The Fall
“I am sitting in the passenger seat of a pick-up truck. Between me and the man driving leans the long barrel of a shotgun. Around us the grass has turned yellow in the dry heat. Scattered in the fields, the bunkers stick their heads out of the ground, their spacious bellies underground. I am alive and you are dead, I think as I drive past the world’s largest survival community.
The place is infested by rattlesnakes. A gated community, but some bunker owners chose to have a barbed wire fence around their property too. Despite the snakes and the isolation, people claim to feel safe here, safer than they felt in their houses in Minnesota, California or Arizona.”
(Journal entry. 4 September 2022. Edgemont, South Dakota)
The Fall is the result of a four-year photographic research project that looks at popular myths surrounding the apocalypse and associated conspiracy theories. It is an exploration of how belonging to a community or a religious cult makes people feel safer and protected from what they fear may happen. From La Palma in the Canary Islands, to the United States and the Greek island of Patmos, where the Book of Revelation was written, I investigate how society is preparing to face potentially catastrophic events.

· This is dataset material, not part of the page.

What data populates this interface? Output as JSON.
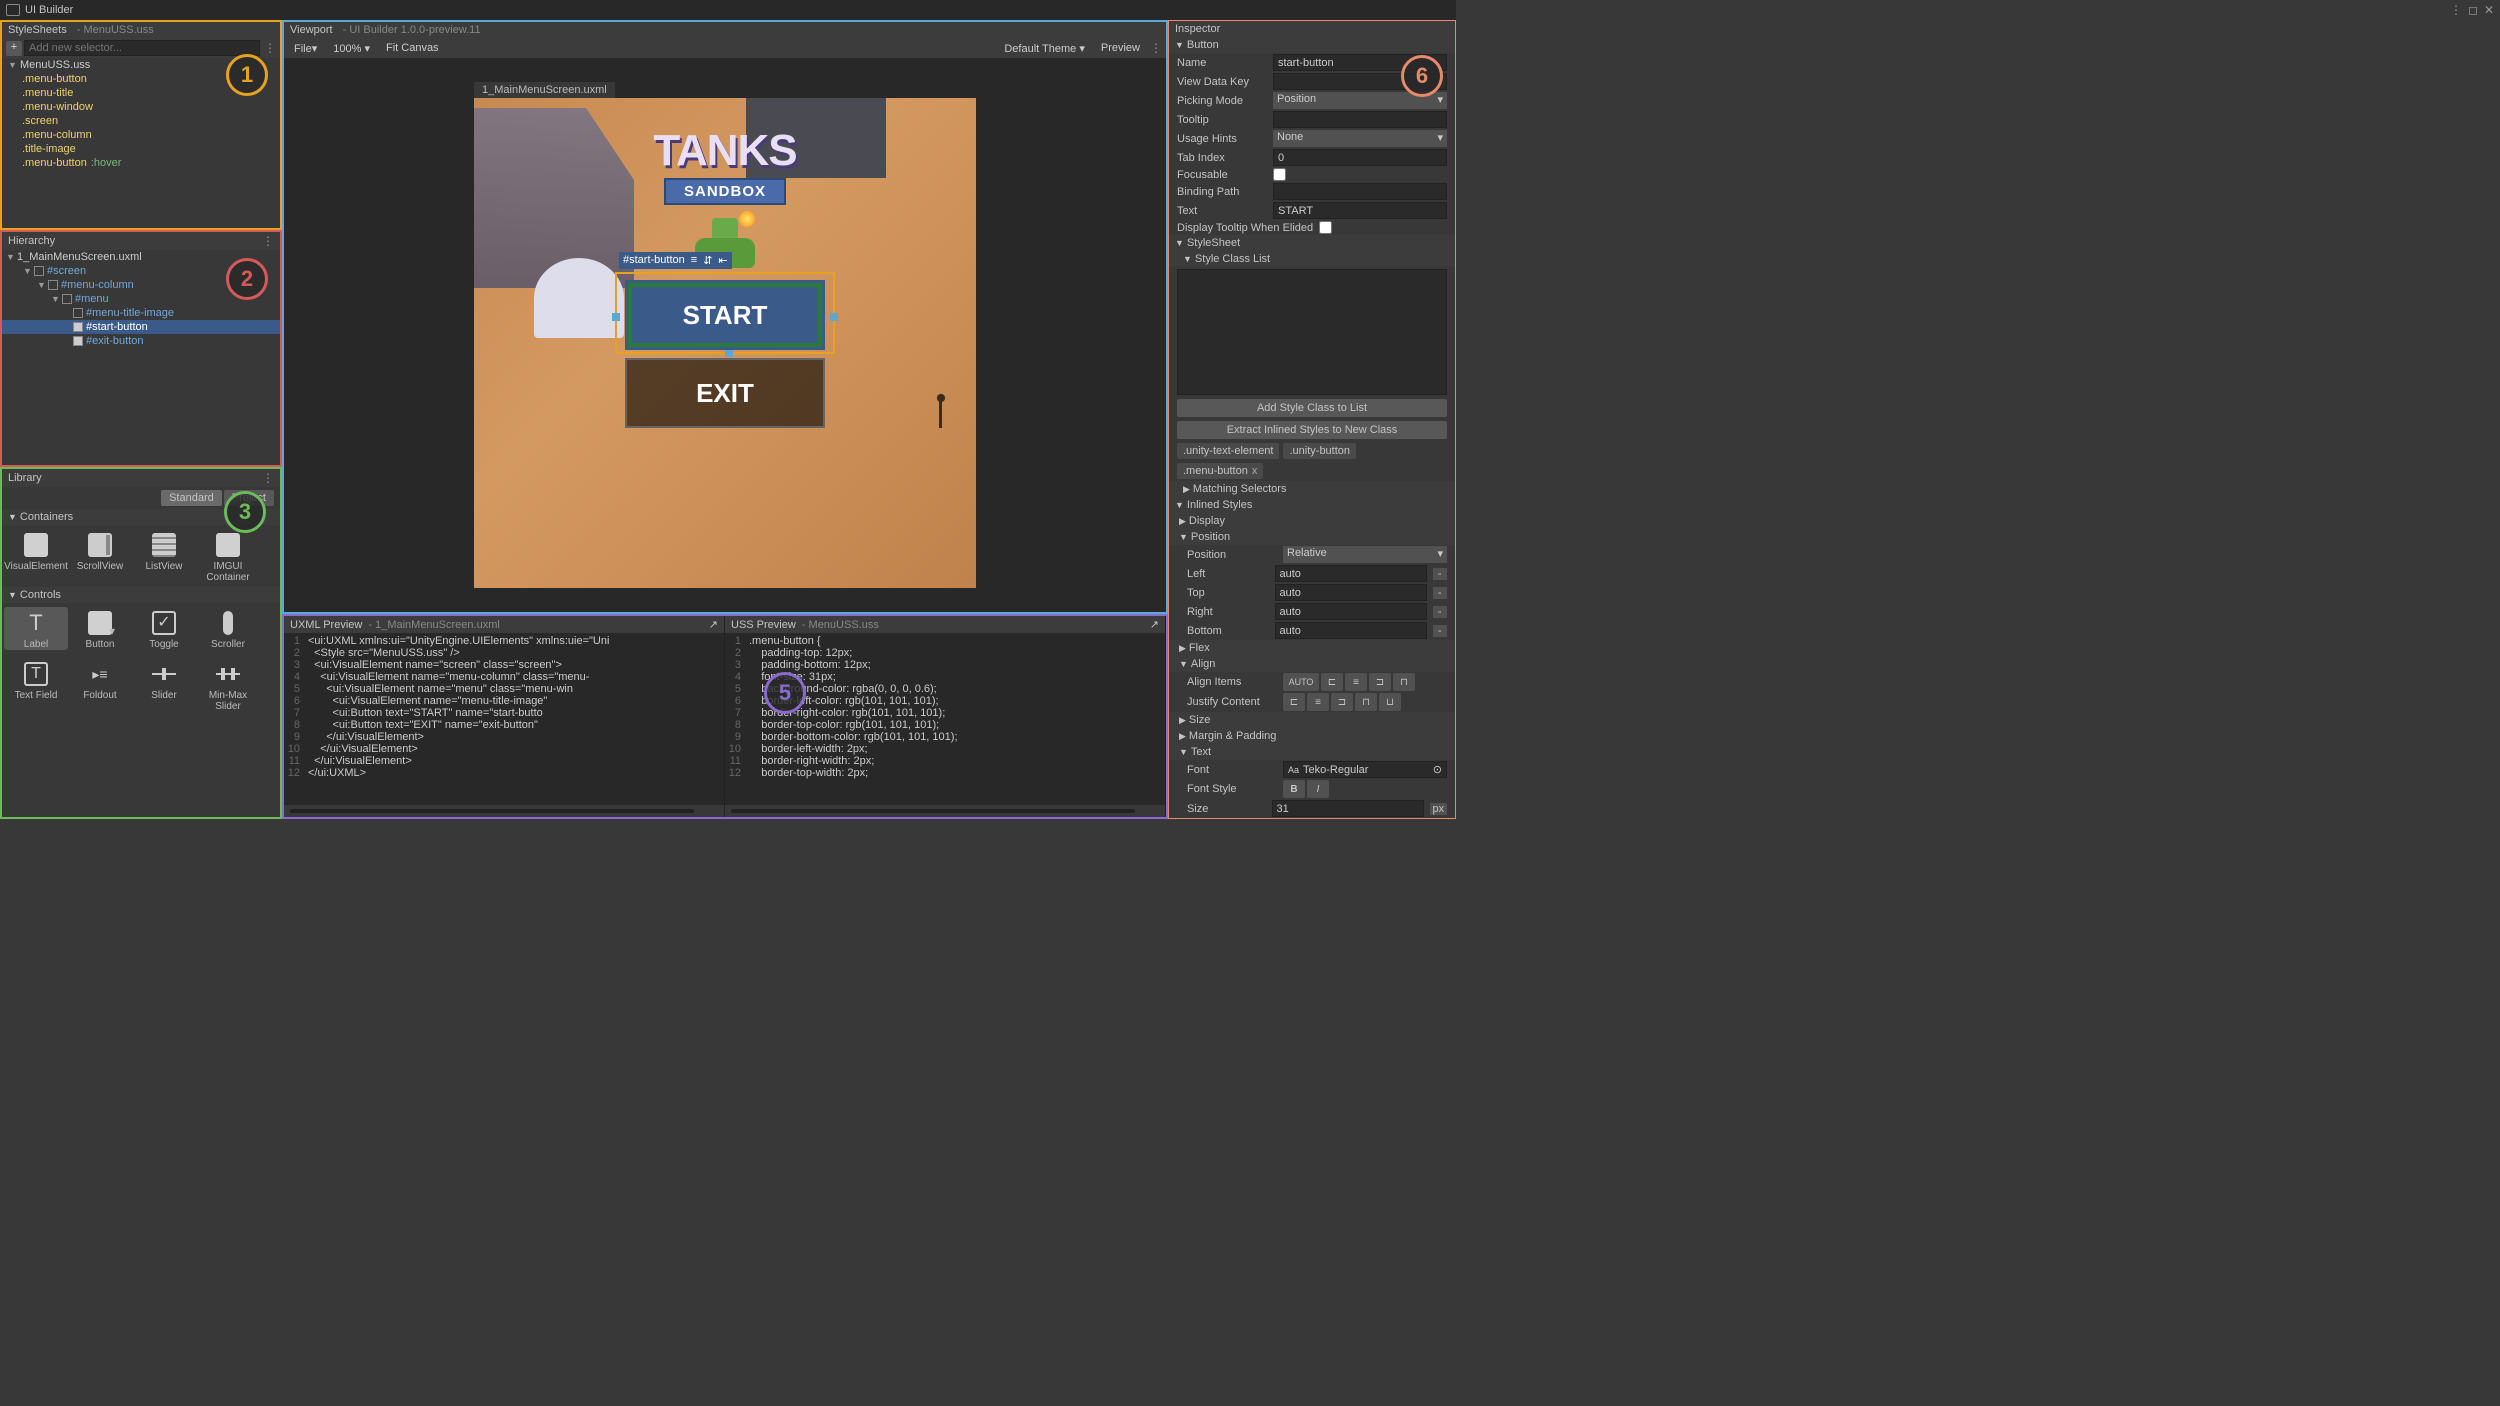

Chance meetings with strange men looking for their mother’s lost wedding ring in the middle of a desert, survivalists, preppers, religious cults and bunker-dwellers. Each encounter resulted in a series of photographic portraits accompanied by interviews, field recordings and a hand-written journal.
Feeding on the popular genre of the photographic road trip I drive alone into the American West, with fear and awe, down the road of the apocalypse. The Fall builds on my background in journalism and fine art, combining documentary photography and fiction to reflect on society’s collective fears, imagined and real, rational and irrational.
BIO
GIULIA MANGIONE
Giulia Mangione is a visual artist working with photography, moving images and writing to explore identity and belonging.
She earned a Master in Comparative Literary Studies from Goldsmiths University of London and then a Master in Fine Arts from the Art Academy in Bergen. She also studied Advanced Visual Storytelling at the Danish School of Media and Journalism in Denmark.
Her first book Halfway Mountain, published by Journal in 2018, launched at The Photographers Gallery in London. The book was selected for the Prix du Livre at Les Rencontres d’Arles and nominated for MACK First Book Award.
Her work has been exhibited at the International Center of Photography in New York, Musée de l’Élysée in Lausanne, Foto-forum in Bolzano, Fotogalleriet in Oslo and Bergen Kunsthall in Bergen. She is currently part of the 6th edition of the Norwegian Journal of Photography, a biannual program funded by the Fritt Ord Foundation aimed at developing projects bridging documentary photography and art photography
She lives and works in Oslo, Norway.